Association of Estrogen-Related Polygenetic Risk Scores with Breast Cancer and Interactions with Alcohol Intake, Early Menarche, and Nulligravida.

Title
Association of Estrogen-Related Polygenetic Risk Scores with Breast Cancer and Interactions with Alcohol Intake, Early Menarche, and Nulligravida.
Publication type
Journal Article
Year of Publication
2022
Journal
Asian Pacific Journal of Cancer Prevention
Volume
23
Issue
1
Pagination
13-24
Date published
2022 Jan 01
ISSN
2476-762X
Abstract

BACKGROUNDS: Early menstruation, late menopause, no pregnancy, and genetic factors are known risk factors of the disease, but their effects may differ in Asian and Caucasian women. The purpose of this study was to identify genetic variants of genes related to estrogen signaling in a large city hospital-based cohort and to determine their interactions with lifestyles.

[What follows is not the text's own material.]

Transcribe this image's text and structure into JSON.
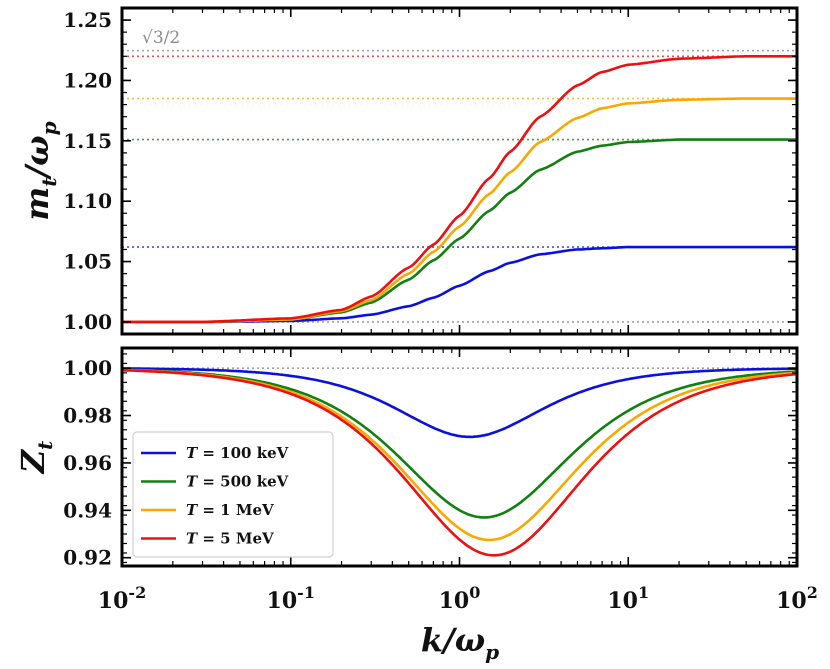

METHODS: This is a case-control study. Three hundred ninety participants diagnosed with breast cancer were compared with 36,290 controls(no cancer)to explore the genetic variants to influence breast cancer risk. Based on GWAS results, the selected genetic variants were subjected to their interactions by generalized multifactor dimensionality reduction (GMDR) analysis.

RESULTS: Early menstruation(OR=1.55), early menopause (OR=1.70), and no experience of pregnancy(OR=2.86) had a positive association with breast cancer risk(P<0.05). The selected polygenetic risk score(PRS) models included four SNPs and seven SNPs: The four-SNP PRS model included CDH13_rs12600325, SMYD3_rs3753686, FGF12_rs2134635, and ESRRB_rs10873289, and in the seven-SNP PRS model, ESR1_ rs2046210, estrogen-related receptor gamma(ESRRG)_rs17043393, and EGFR_ rs6958497 were added into the four-SNP PRS model. Early menstruation, early menopause, and no pregnancy experience interacted with four-SNP PRS. For the participants who had early menstruation and early menopause, high-PRS had an association with a much higher breast cancer risk than the low-PRS in the four-SNP model. However, metabolic parameters, nutrient intakes, and different dietary patterns did not interact with PRS for breast cancer risk. However, alcohol intake interacted with PRS for breast cancer risk (OR=2.33 and 8.07 for mild and moderate alcohol consumption, respectively; P=0.0004).

CONCLUSION: Consideration of age at menarche and menopause, pregnancy experience, and alcohol intake may be required to reduce breast cancer risk in women with a high-PRS of genes related to the estrogen signaling pathway.